Written by: Nick Holmes

In today’s world of social media fame, it is easier than ever for trends such as slogans or sayings to become immensely popular overnight. Unfortunately, it has also become easier than ever for squatters, companies, and bad actors to attempt to profit off these trends by attempting to secure intellectual property rights, namely, a trademark.

Jools Lebron, a TikTok creator with over 2 million followers, has popularized the phrase “very demure…very mindful” by describing how to be “demure” and “mindful” during specific events, such as at a job interview or while boarding a plane. The phrase has become so popular that celebrities, sports teams, and even restaurant chains such as Chili’s, have begun to use the phrase. While there is no inherent way to legally protect a combination of words on their own, using the phrase in connection with goods and/or services can make the phrase eligible for trademark protection. A trademark is a way for a company or individual to protect a brand name, slogan, phrase, or logo in connection with goods and/or services. Think “Just Do It” for shoes or “In Here, It’s Always Friday” for restaurant services. When you think of these phrases, you also think about the goods and/or services associated with the phrase.

On August 20, 2024, much to the dismay of Jools Lebron, a man named Jefferson Bates filed a trademark application for “Very Demure..Very Mindful..” in connection with “Advertising, marketing and promotional services related to all industries for the purpose of facilitating networking and socializing opportunities for business purposes.” The application was filed as “intent-to-use,” meaning the Applicant has not used the phrase yet in connection with the services, but has a bona fide intention to do so. (emphasis added). In trademark law, a filing date enters you into the queue for examination by an Examining Attorney, but, eventually, the Applicant will need to prove they are using the mark in connection with the applied-for services. Further, the mark must “function” as a trademark to receive protection.

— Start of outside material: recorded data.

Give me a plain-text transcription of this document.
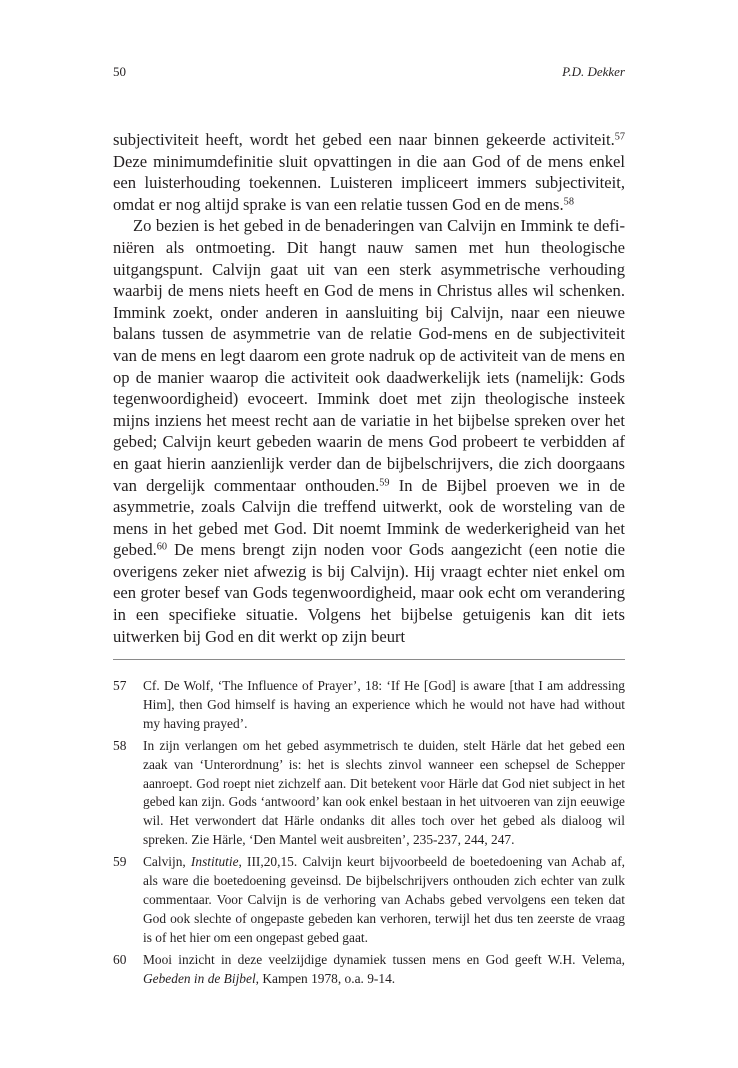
50	P.D. Dekker

subjectiviteit heeft, wordt het gebed een naar binnen gekeerde activiteit.$^{57}$ Deze minimumdefinitie sluit opvattingen in die aan God of de mens enkel een luisterhouding toekennen. Luisteren impliceert immers subjectiviteit, omdat er nog altijd sprake is van een relatie tussen God en de mens.$^{58}$

Zo bezien is het gebed in de benaderingen van Calvijn en Immink te definiëren als ontmoeting. Dit hangt nauw samen met hun theologische uitgangspunt. Calvijn gaat uit van een sterk asymmetrische verhouding waarbij de mens niets heeft en God de mens in Christus alles wil schenken. Immink zoekt, onder anderen in aansluiting bij Calvijn, naar een nieuwe balans tussen de asymmetrie van de relatie God-mens en de subjectiviteit van de mens en legt daarom een grote nadruk op de activiteit van de mens en op de manier waarop die activiteit ook daadwerkelijk iets (namelijk: Gods tegenwoordigheid) evoceert. Immink doet met zijn theologische insteek mijns inziens het meest recht aan de variatie in het bijbelse spreken over het gebed; Calvijn keurt gebeden waarin de mens God probeert te verbidden af en gaat hierin aanzienlijk verder dan de bijbelschrijvers, die zich doorgaans van dergelijk commentaar onthouden.$^{59}$ In de Bijbel proeven we in de asymmetrie, zoals Calvijn die treffend uitwerkt, ook de worsteling van de mens in het gebed met God. Dit noemt Immink de wederkerigheid van het gebed.$^{60}$ De mens brengt zijn noden voor Gods aangezicht (een notie die overigens zeker niet afwezig is bij Calvijn). Hij vraagt echter niet enkel om een groter besef van Gods tegenwoordigheid, maar ook echt om verandering in een specifieke situatie. Volgens het bijbelse getuigenis kan dit iets uitwerken bij God en dit werkt op zijn beurt

57 Cf. De Wolf, ‘The Influence of Prayer’, 18: ‘If He [God] is aware [that I am addressing Him], then God himself is having an experience which he would not have had without my having prayed’.
58 In zijn verlangen om het gebed asymmetrisch te duiden, stelt Härle dat het gebed een zaak van ‘Unterordnung’ is: het is slechts zinvol wanneer een schepsel de Schepper aanroept. God roept niet zichzelf aan. Dit betekent voor Härle dat God niet subject in het gebed kan zijn. Gods ‘antwoord’ kan ook enkel bestaan in het uitvoeren van zijn eeuwige wil. Het verwondert dat Härle ondanks dit alles toch over het gebed als dialoog wil spreken. Zie Härle, ‘Den Mantel weit ausbreiten’, 235-237, 244, 247.
59 Calvijn, Institutie, III,20,15. Calvijn keurt bijvoorbeeld de boetedoening van Achab af, als ware die boetedoening geveinsd. De bijbelschrijvers onthouden zich echter van zulk commentaar. Voor Calvijn is de verhoring van Achabs gebed vervolgens een teken dat God ook slechte of ongepaste gebeden kan verhoren, terwijl het dus ten zeerste de vraag is of het hier om een ongepast gebed gaat.
60 Mooi inzicht in deze veelzijdige dynamiek tussen mens en God geeft W.H. Velema, Gebeden in de Bijbel, Kampen 1978, o.a. 9-14.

While Lebron took to TikTok to express the disappointment in not thinking of applying for a trademark, there are remedies possible to either obtain the mark, or prevent the mark from registering. If the mark is approved by the Examiner (which is not a guarantee, as the Examiner can issue an “office action” on the mark, which requires a sufficient response from the Applicant), there is a Publication period of 30 days, where anybody who believes they will be harmed by the mark registering can institute a Notice of Opposition, which is an administrative proceeding, much like a court trial, where the Opposer presents evidence as to why the mark should not register. Lebron presumably has been using the phrase longer than Bates and has used the phrase in connection with advertising and marketing material, which, as discussed above, is key in proving trademark usage. Lebron’s best argument is that she has priority in the mark, even though she have not filed a trademark application formally with the United States Patent and Trademark Office. The United States is a first-to-use trademark system, so, even though Bates has the earlier filing date, the date of first use is what can control in a dispute. Further, Lebron can argue that Bates had a lack of a bona fide intent to use the mark at the time of filing. As mentioned above, the Applicant in an intent-to-use application confirms, under the penalty of perjury and fraud, that they had a bona fide intent to use the mark in commerce at the time of filing of the application. Based on Bates’ record of other filings (Broncos Country, Let’s Ride, among others), Bates appears to be a squatter who attempts to profit off viral trends, with no actual intent to use the mark. Unfortunately for Lebron, if Bates decides to fight the Opposition, the proceeding can take upwards of 1-2 years and could be quite costly.

Another option for Lebron is to negotiate a deal with Bates to secure rights in the trademark application, likely by providing compensation. This scenario occurred when Tiger Woods’ new company “Sunday Red,” purchased the “Sunday Red” trademark from the rights holder and assigned the mark to Woods’ new company. It is unclear if Bates would be willing to pursue this option, or just how much he could ask for.

While typically not on the mind of content creators or the average consumer, the importance of filing a trademark application before a phrase becomes popular is spotlighted. Trademark applications are relatively inexpensive, with a trademark application having a fee of $250 per class (not including potential attorney’s fees). Many times, it is impossible to know whether a phrase or trend will become popular. Sometimes phrases catch on, and sometimes they don’t. Take Hailey Welch for example, known for her saying “Hawk Tuah” among other NSFW wording. Her internet popularity and fame has skyrocketed, all based on one phrase said during an innocuous social media interview. She also ran into trademark issues, with several applications for the saying being filed before she was able to file an application herself.

Whether it was lack of foresight or understanding of how to protect an asset such as a phrase, Lebron is now unsure if she will be able to continue to use her phrase in connection with her predicted goods and/or services. Luckily for her, there are strong arguments in her favor as to why Bates’ application should not register as a trademark registration. However, what could have been a $250 trademark application has now turned into a potentially costly and time-consuming endeavor that has no guarantee of success. Unfortunately for Lebron, this trademark calamity is anything but demure.